Decluttering your mind will yield freedom and fruit in your life and ministry

Decluttering our minds:

In this revelation of himself, he <Jesus> is showing you the importance of knowing where you come from, where you are going, and who you are. It’s one of life’s greatest tasks, to gain clarity on all these matters, because your work, your relationships, and your entire life will be shaped by that clarity. (from Worknet, Geoff Shattock, Issue “Son of Man 19”, January 19th 2015)

Clutter is the enemy of the mind.

Henry David Thoreau said, “Our life is frittered away by detail. Simplify. Simplify.” He lived nearly 200 years ago. What would he make of the clutter that arises out of the gooey mass of internet and social media?

I am learning to declutter. In one sense it has been a single decision and I aim to adhere to it stubbornly. In another sense it is a process which may take some time. But I can already see rewards that are coming from it. More time to write, less stress, more quality time with family.

I have a mug that has a1950’s style image of a housewife in an apron and wearing a big smile. Her coiffed hair is perfect. The caption reads, “A clean house is the sign of a wasted life.” Well, be it a clean house or a clean inbox the result is the same: industry for its own sake does not yield ultimate satisfaction. Fulfillment comes from running the race set before us as individuals, creating, exploring, endeavouring to fulfil our calling, our purpose in life. Perhaps for some, but I believe it is for relatively few, that purpose is met through being tidy.

Reducing or eliminating entirely the ‘unnecessary’ is a first step in decluttering our minds.

As I read So You Want to be Like Christ by Rev Charles Swindoll, the content of the book triggered in me the following list of ways to avoid clutter:

1) Work on one project at a time.

2) Finish what you start.

3) Know your limitations.

4) Start with a clean slate – even if that means letting go of some unfinished work or great ideas. Take a fresh start instead of playing catch-up with incomplete tasks or ideas.

5) Be an expert on YOU. An expert is simply someone who has been through the fire, has come out singed but alive, and smarter than he was before.

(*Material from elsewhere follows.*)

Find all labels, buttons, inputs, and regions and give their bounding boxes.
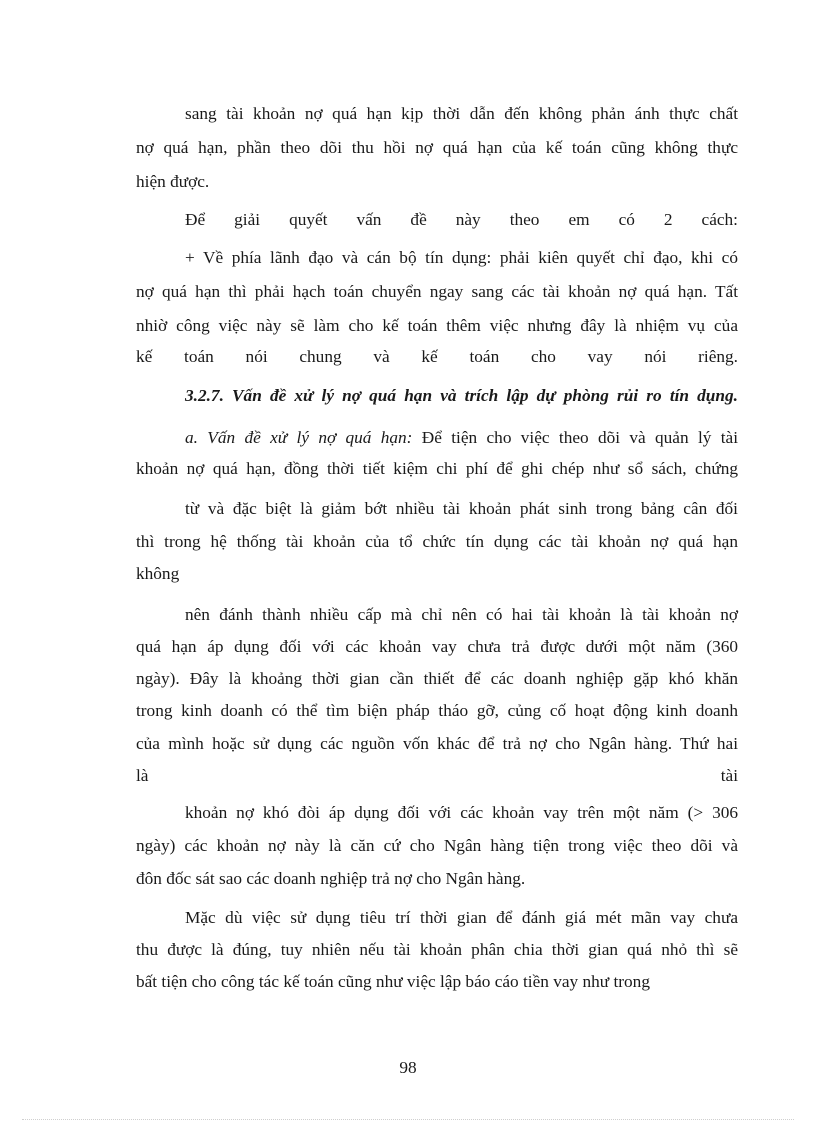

6) Set your face like flint and focus – looking forward (not back) to your goals and objectives, taking on one at a time.

If you want to be changed, you have to go beyond the revelation of what you want to be. You have to set your face like flint and go forward, focused and determined to be changed, different from who you were in all things, and changed into who you recognize you need to be. Real change is recognizing a new perspective, taking it around the corner with you, and not looking back.

I quote from Swindoll’s book, “Too much clutter in your mind leaves insufficient room for devotion to Christ.” (pg 39) Too much clutter prevents progress. To grow we need to move forward with a pure heard and a clear and focused mind.

So, even before working on our projects, let’s spend quality time – on a regular basis – with God. He’ll enable us to choose which project, and where to start. And more than that, He’ll remind us what the project and all of life is about. Then our work will be purposeful, fulfilling and enriching for ourselves and for those around us too. For with God, all things are possible. Our experiences, our lives, our relationships will be richer for our involvement with and surrender to Father God.